2. Rassembler toutes les preuves

Votre dossier doit être irréprochable afin que votre demande aboutisse. Pour cela, pensez à conserver soigneusement les documents suivant : 

  • Votre carte d’embarquement : pensez aussi à votre confirmation de réservation. 
  • Une attestation de retard ou d’annulation : prenez en photo le panneau d’affichage ou demandez-la au comptoir de la compagnie. 
  • Les factures des frais imprévus : repas, rafraîchissements, nuit d’hôtel, taxi, tout ce qui a été engendré par l’attente. 

3. Déposer la réclamation auprès de la compagnie

Via son formulaire en ligne dédié ou par lettre recommandée avec accusé de réception, adressez votre demande directement au service client de la compagnie aérienne.
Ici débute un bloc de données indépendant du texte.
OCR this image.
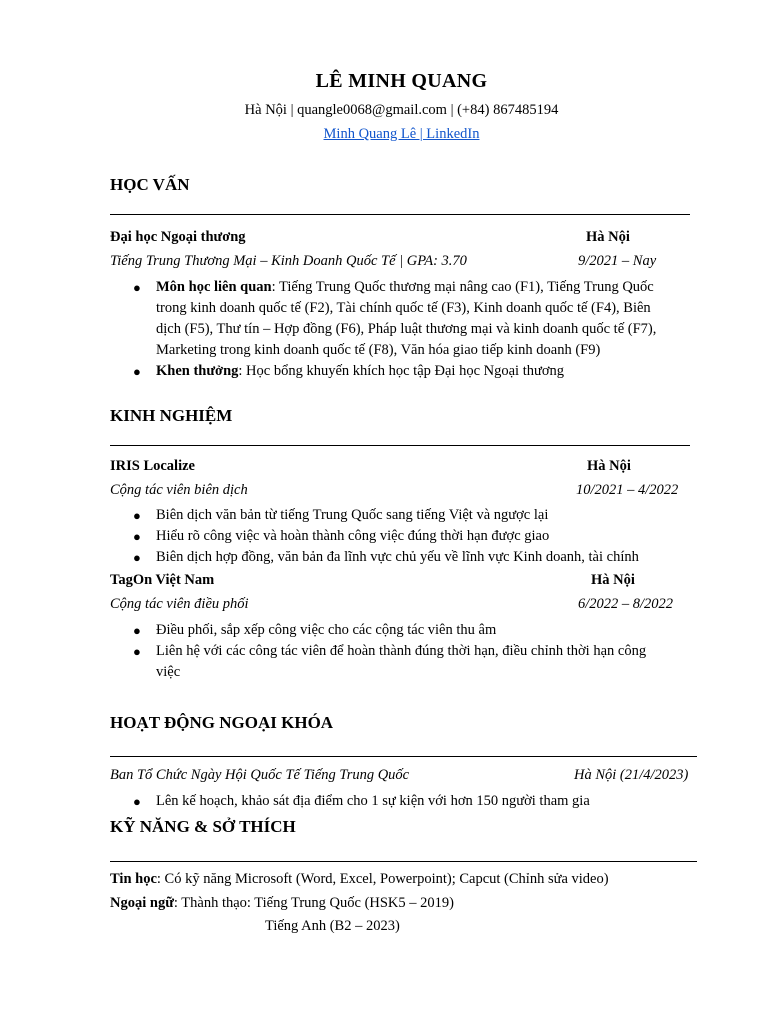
LÊ MINH QUANG
Hà Nội | quangle0068@gmail.com | (+84) 867485194
Minh Quang Lê | LinkedIn
HỌC VẤN
Đại học Ngoại thương	Hà Nội
Tiếng Trung Thương Mại – Kinh Doanh Quốc Tế | GPA: 3.70	9/2021 – Nay
● Môn học liên quan: Tiếng Trung Quốc thương mại nâng cao (F1), Tiếng Trung Quốc
trong kinh doanh quốc tế (F2), Tài chính quốc tế (F3), Kinh doanh quốc tế (F4), Biên
dịch (F5), Thư tín – Hợp đồng (F6), Pháp luật thương mại và kinh doanh quốc tế (F7),
Marketing trong kinh doanh quốc tế (F8), Văn hóa giao tiếp kinh doanh (F9)
● Khen thưởng: Học bổng khuyến khích học tập Đại học Ngoại thương
KINH NGHIỆM
IRIS Localize	Hà Nội
Cộng tác viên biên dịch	10/2021 – 4/2022
● Biên dịch văn bản từ tiếng Trung Quốc sang tiếng Việt và ngược lại
● Hiểu rõ công việc và hoàn thành công việc đúng thời hạn được giao
● Biên dịch hợp đồng, văn bản đa lĩnh vực chủ yếu về lĩnh vực Kinh doanh, tài chính
TagOn Việt Nam	Hà Nội
Cộng tác viên điều phối	6/2022 – 8/2022
● Điều phối, sắp xếp công việc cho các cộng tác viên thu âm
● Liên hệ với các công tác viên để hoàn thành đúng thời hạn, điều chỉnh thời hạn công
việc
HOẠT ĐỘNG NGOẠI KHÓA
Ban Tổ Chức Ngày Hội Quốc Tế Tiếng Trung Quốc	Hà Nội (21/4/2023)
● Lên kế hoạch, khảo sát địa điểm cho 1 sự kiện với hơn 150 người tham gia
KỸ NĂNG & SỞ THÍCH
Tin học: Có kỹ năng Microsoft (Word, Excel, Powerpoint); Capcut (Chỉnh sửa video)
Ngoại ngữ: Thành thạo: Tiếng Trung Quốc (HSK5 – 2019)
Tiếng Anh (B2 – 2023)
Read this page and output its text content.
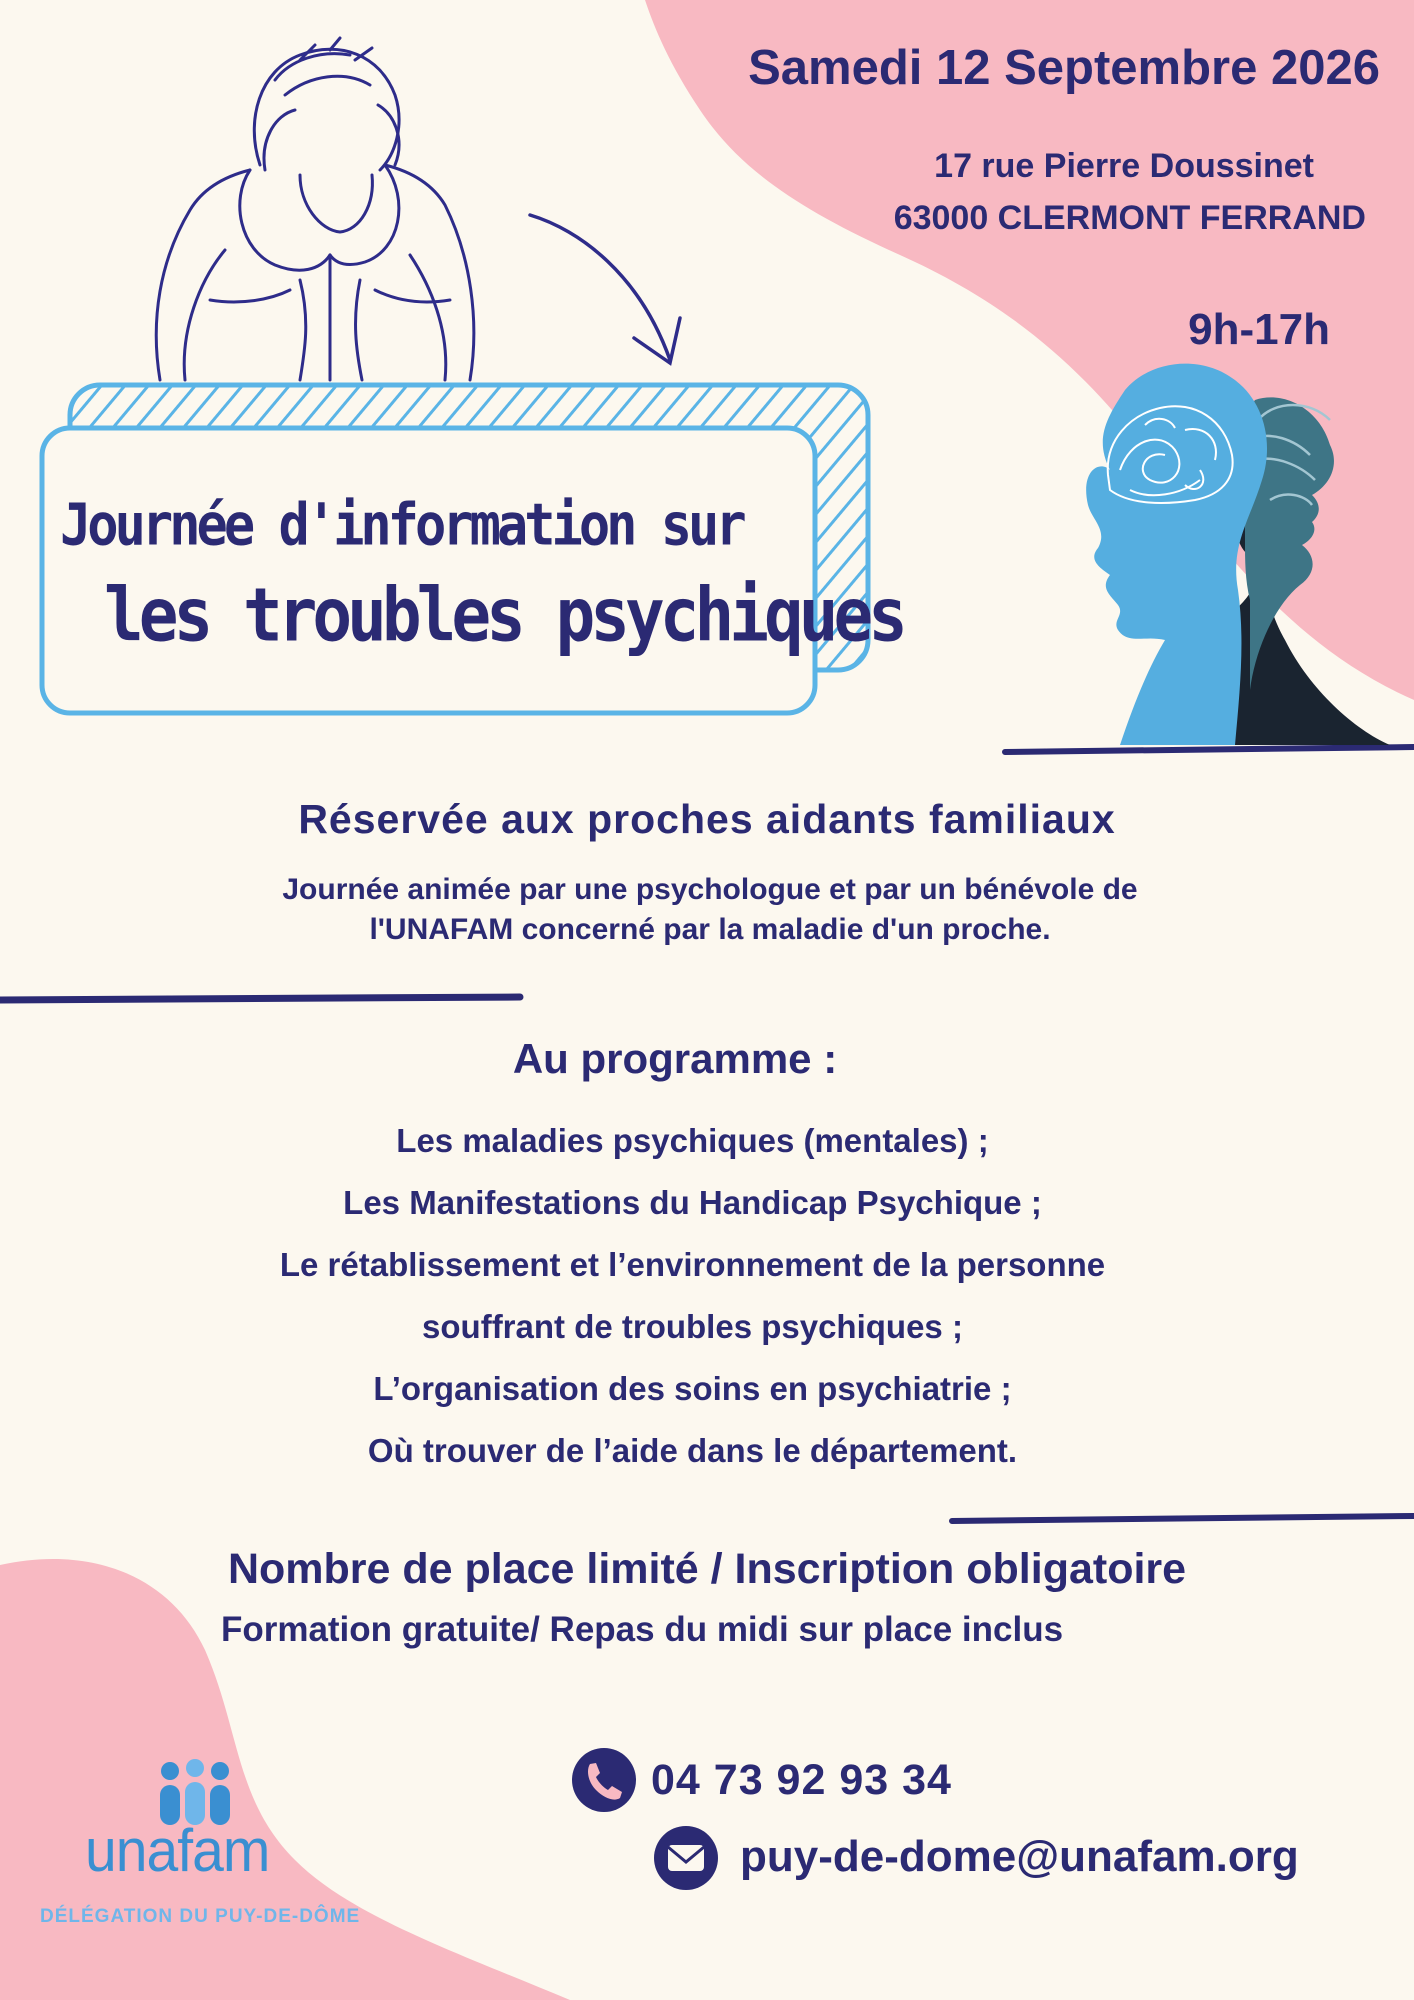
Samedi 12 Septembre 2026
17 rue Pierre Doussinet
63000 CLERMONT FERRAND
9h-17h
Journée d'information sur
les troubles psychiques
Réservée aux proches aidants familiaux
Journée animée par une psychologue et par un bénévole de
l'UNAFAM concerné par la maladie d'un proche.
Au programme :
Les maladies psychiques (mentales) ;
Les Manifestations du Handicap Psychique ;
Le rétablissement et l’environnement de la personne
souffrant de troubles psychiques ;
L’organisation des soins en psychiatrie ;
Où trouver de l’aide dans le département.
Nombre de place limité / Inscription obligatoire
Formation gratuite/ Repas du midi sur place inclus
04 73 92 93 34
puy-de-dome@unafam.org
unafam
DÉLÉGATION DU PUY-DE-DÔME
Pensez à joindre tous les justificatifs, citez le règlement CE 261/2004 et exposez clairement les faits. 

À noter : en plus de l’assistance sur place (repas et hébergement), la compagnie est également tenue de vous rembourser votre billet ou de vous proposer un vol d’acheminement alternatif.

4. Activer un recours en cas de refus ou de silence 

Plusieurs options s’offrent à vous si la compagnie rejette votre demande ou ne répond pas sous deux mois : 

  • la DGAC (Direction Générale de l’Aviation Civile) : signalez-leur l’infraction. 
  • Le Médiateur du Tourisme et du Voyage : contactez-les pour tenter une résolution à l’amiable. 
  • Mandater un service spécialisé : ce service va gérer les démarches juridiques à votre place en prélevant une commission uniquement en cas de succès. 

Un vol perturbé reste une mauvaise surprise. Pour maximiser vos chances de transformer cette situation en compensation financière, il vous faut agir avec méthode et réactivité.